Caritas-Gruyère est notamment financé par des paroisses, des entreprises ou encore des particuliers. Ressentez-vous une diminution de ce soutien ?
«Oui, nous ressentons une diminution de ces différents soutiens. Concernant les paroisses, nous recevons moins d’argent de leur part puisque moins de gens participent à la messe. Plus globalement, les gens sont moins attentifs à la précarité que durant la période du Covid-19 par exemple.»
«La plus belle réussite de notre association est de voir l’engagement de nos bénévoles»
Jean-José Ruffieux
Président de Caritas-Gruyère
L’État en fait-il assez pour lutter contre la précarité ?
«Il faut savoir qu’il existe déjà plusieurs structures de soutien telles que des subventions ou encore l’aide sociale. Cependant, je pense que l’État pourrait tout de même venir en aide plus régulièrement aux associations caritatives.»
Que pourrait-on souhaiter à Caritas-Gruyère pour les années à venir ?

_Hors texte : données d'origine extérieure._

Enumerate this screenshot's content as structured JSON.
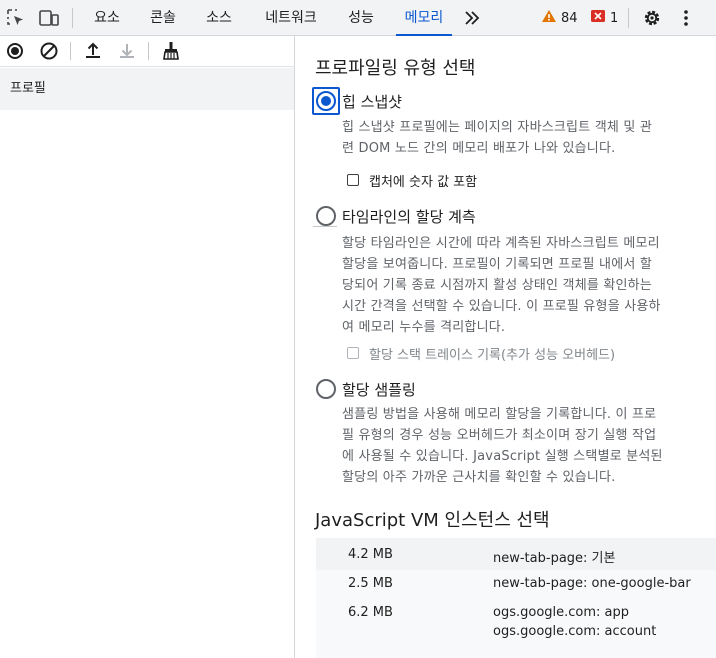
{
  "tabs": [
    {
      "label": "요소"
    },
    {
      "label": "콘솔"
    },
    {
      "label": "소스"
    },
    {
      "label": "네트워크"
    },
    {
      "label": "성능"
    },
    {
      "label": "메모리",
      "active": true
    }
  ],
  "status": {
    "warnings": "84",
    "errors": "1"
  },
  "icons": {
    "inspect": "inspect-element-icon",
    "device": "device-toolbar-icon",
    "more_tabs": "chevron-double-right-icon",
    "warning": "warning-triangle-icon",
    "error": "error-badge-icon",
    "settings": "gear-icon",
    "menu": "vertical-dots-icon",
    "record": "record-icon",
    "clear": "clear-icon",
    "load": "upload-icon",
    "save": "download-icon",
    "gc": "broom-icon"
  },
  "colors": {
    "accent": "#0b57d0",
    "warning": "#e37400",
    "error": "#d93025"
  },
  "sidebar": {
    "profiles_label": "프로필"
  },
  "main": {
    "select_profiling_type": "프로파일링 유형 선택",
    "options": [
      {
        "label": "힙 스냅샷",
        "checked": true,
        "desc_lines": [
          "힙 스냅샷 프로필에는 페이지의 자바스크립트 객체 및 관",
          "련 DOM 노드 간의 메모리 배포가 나와 있습니다."
        ],
        "checkbox": {
          "label": "캡처에 숫자 값 포함",
          "disabled": false
        }
      },
      {
        "label": "타임라인의 할당 계측",
        "checked": false,
        "desc_lines": [
          "할당 타임라인은 시간에 따라 계측된 자바스크립트 메모리",
          "할당을 보여줍니다. 프로필이 기록되면 프로필 내에서 할",
          "당되어 기록 종료 시점까지 활성 상태인 객체를 확인하는",
          "시간 간격을 선택할 수 있습니다. 이 프로필 유형을 사용하",
          "여 메모리 누수를 격리합니다."
        ],
        "checkbox": {
          "label": "할당 스택 트레이스 기록(추가 성능 오버헤드)",
          "disabled": true
        }
      },
      {
        "label": "할당 샘플링",
        "checked": false,
        "desc_lines": [
          "샘플링 방법을 사용해 메모리 할당을 기록합니다. 이 프로",
          "필 유형의 경우 성능 오버헤드가 최소이며 장기 실행 작업",
          "에 사용될 수 있습니다. JavaScript 실행 스택별로 분석된",
          "할당의 아주 가까운 근사치를 확인할 수 있습니다."
        ]
      }
    ],
    "vm_heading": "JavaScript VM 인스턴스 선택",
    "vm_instances": [
      {
        "size": "4.2 MB",
        "names": [
          "new-tab-page: 기본"
        ]
      },
      {
        "size": "2.5 MB",
        "names": [
          "new-tab-page: one-google-bar"
        ]
      },
      {
        "size": "6.2 MB",
        "names": [
          "ogs.google.com: app",
          "ogs.google.com: account"
        ]
      }
    ]
  }
}
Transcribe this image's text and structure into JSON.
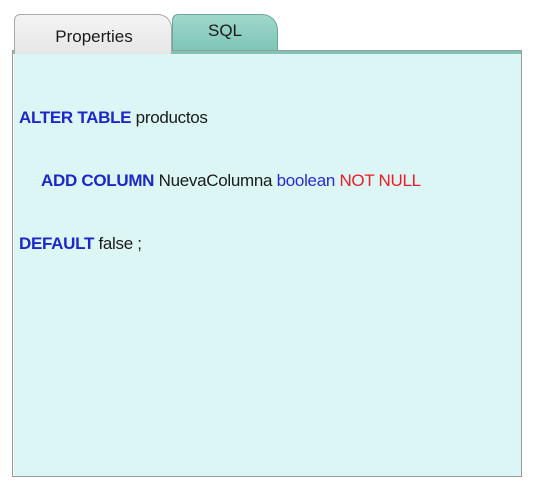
{
  "tabs": {
    "properties_label": "Properties",
    "sql_label": "SQL",
    "active": "SQL"
  },
  "colors": {
    "keyword": "#1c27c9",
    "type": "#2a2ad6",
    "constraint": "#ee1b24",
    "text": "#1a1a1a",
    "editor_background": "#dcf6f6",
    "active_tab": "#8fcfc1"
  },
  "sql": {
    "line1": {
      "keyword": "ALTER TABLE",
      "table": "productos"
    },
    "line2": {
      "keyword": "ADD COLUMN",
      "column": "NuevaColumna",
      "type": "boolean",
      "constraint": "NOT NULL"
    },
    "line3": {
      "keyword": "DEFAULT",
      "value": "false ;"
    }
  }
}
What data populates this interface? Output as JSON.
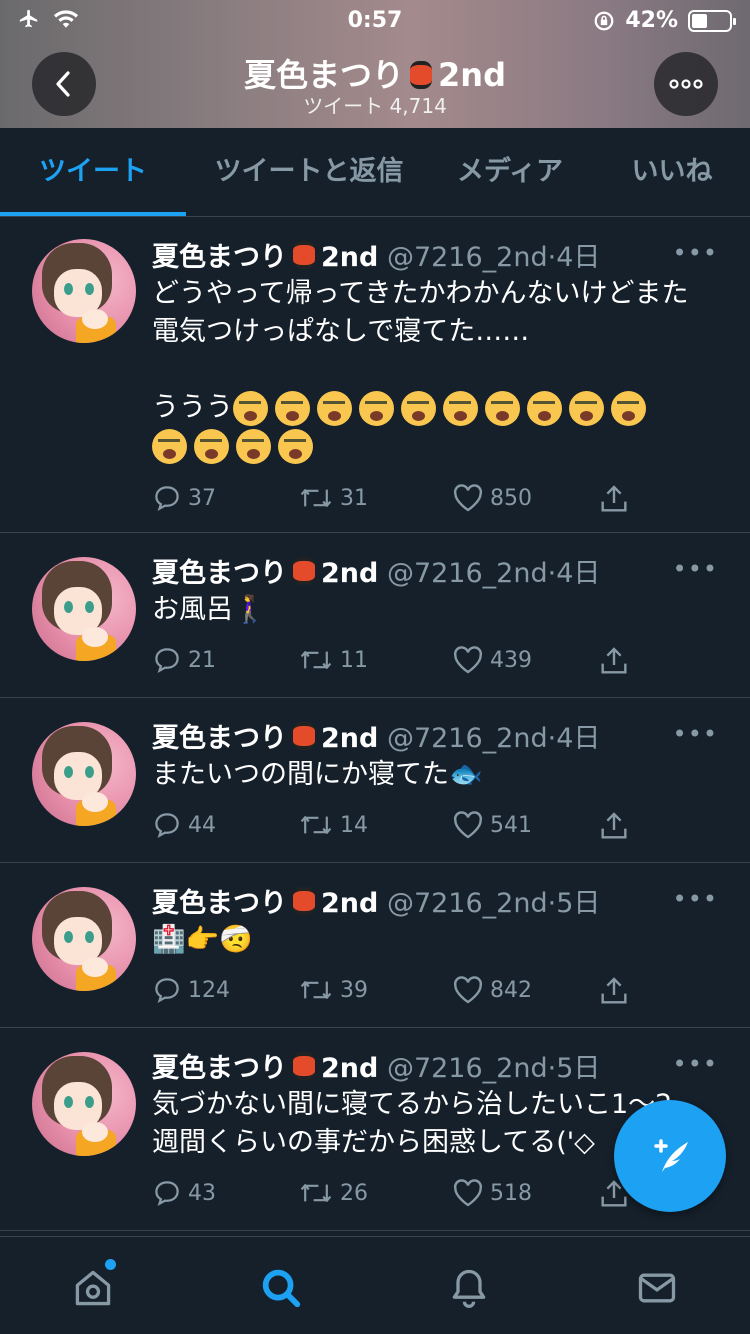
{
  "status_bar": {
    "time": "0:57",
    "battery_percent": "42%",
    "battery_level": 0.42
  },
  "header": {
    "title": "夏色まつり",
    "title_suffix": "2nd",
    "subtitle": "ツイート 4,714"
  },
  "tabs": [
    {
      "label": "ツイート",
      "active": true
    },
    {
      "label": "ツイートと返信",
      "active": false
    },
    {
      "label": "メディア",
      "active": false
    },
    {
      "label": "いいね",
      "active": false
    }
  ],
  "tweets": [
    {
      "name": "夏色まつり",
      "name_suffix": "2nd",
      "handle": "@7216_2nd",
      "time": "4日",
      "text_line1": "どうやって帰ってきたかわかんないけどまた\n電気つけっぱなしで寝てた……",
      "text_line2": "ううう",
      "emoji": "crying-face x14",
      "replies": "37",
      "retweets": "31",
      "likes": "850"
    },
    {
      "name": "夏色まつり",
      "name_suffix": "2nd",
      "handle": "@7216_2nd",
      "time": "4日",
      "text": "お風呂🚶‍♀️",
      "replies": "21",
      "retweets": "11",
      "likes": "439"
    },
    {
      "name": "夏色まつり",
      "name_suffix": "2nd",
      "handle": "@7216_2nd",
      "time": "4日",
      "text": "またいつの間にか寝てた🐟",
      "replies": "44",
      "retweets": "14",
      "likes": "541"
    },
    {
      "name": "夏色まつり",
      "name_suffix": "2nd",
      "handle": "@7216_2nd",
      "time": "5日",
      "text": "🏥👉🤕",
      "replies": "124",
      "retweets": "39",
      "likes": "842"
    },
    {
      "name": "夏色まつり",
      "name_suffix": "2nd",
      "handle": "@7216_2nd",
      "time": "5日",
      "text": "気づかない間に寝てるから治したいこ1〜2\n週間くらいの事だから困惑してる('◇",
      "replies": "43",
      "retweets": "26",
      "likes": "518"
    }
  ],
  "icons": {
    "back": "chevron-left-icon",
    "more": "ellipsis-icon",
    "reply": "speech-bubble-icon",
    "retweet": "retweet-icon",
    "like": "heart-icon",
    "share": "share-icon",
    "compose": "quill-icon",
    "home": "home-icon",
    "search": "search-icon",
    "notifications": "bell-icon",
    "messages": "envelope-icon"
  },
  "colors": {
    "accent": "#1da1f2",
    "background": "#15202b",
    "muted": "#8899a6",
    "divider": "#38444d"
  }
}
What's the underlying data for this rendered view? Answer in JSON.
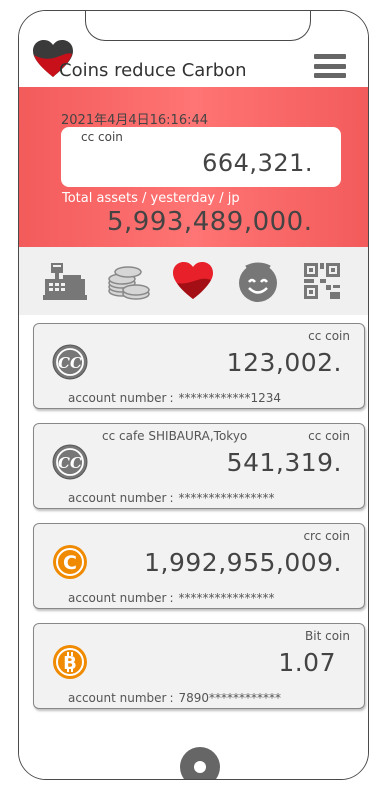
{
  "app": {
    "title": "Coins reduce Carbon",
    "title_rest": "oins reduce Carbon"
  },
  "banner": {
    "datetime": "2021年4月4日16:16:44",
    "coin_label": "cc coin",
    "coin_value": "664,321.",
    "caption": "Total assets / yesterday / jp",
    "total": "5,993,489,000.",
    "colors": {
      "background": "#f35b5b",
      "box": "#ffffff"
    }
  },
  "iconbar": {
    "items": [
      {
        "icon": "cash-register-icon"
      },
      {
        "icon": "coins-stack-icon"
      },
      {
        "icon": "heart-icon"
      },
      {
        "icon": "smiley-icon"
      },
      {
        "icon": "qr-code-icon"
      }
    ]
  },
  "accounts": [
    {
      "icon": "cc-coin-icon",
      "coin_name": "cc coin",
      "store": "",
      "balance": "123,002.",
      "account_label": "account number",
      "account_sep": ":",
      "account_number": "************1234"
    },
    {
      "icon": "cc-coin-icon",
      "coin_name": "cc coin",
      "store": "cc cafe SHIBAURA,Tokyo",
      "balance": "541,319.",
      "account_label": "account number",
      "account_sep": ":",
      "account_number": "****************"
    },
    {
      "icon": "crc-coin-icon",
      "coin_name": "crc coin",
      "store": "",
      "balance": "1,992,955,009.",
      "account_label": "account number",
      "account_sep": ":",
      "account_number": "****************"
    },
    {
      "icon": "bitcoin-icon",
      "coin_name": "Bit coin",
      "store": "",
      "balance": "1.07",
      "account_label": "account number",
      "account_sep": ":",
      "account_number": "7890************"
    }
  ],
  "colors": {
    "accent_red": "#e8202a",
    "crc_orange": "#f08a00",
    "icon_gray": "#777777"
  }
}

«D’abord, j’espère que l’on pourra maintenir le niveau d’aide que nous pouvons offrir aujourd’hui en garantissant le soutien des entreprises, des paroisses, des communes et des privés. Évidemment, nous aimerions aussi voir moins de monde venir chez nous. Cependant, il faut être réalistes dans la mesure où la Gruyère est une région qui connait une forte croissance. De ce fait, il y aura inévitablement davantage de personnes démunies.»
Pourriez-vous partager un exemple de réussite ou d’histoire inspirante qui vous a touché ?
«Pour moi, la plus belle réussite de notre association est de voir l’engagement de nos bénévoles. Je suis vraiment reconnaissant envers ces personnes qui soutiennent, écoutent et conseillent des gens qui se retrouvent dans la misère.»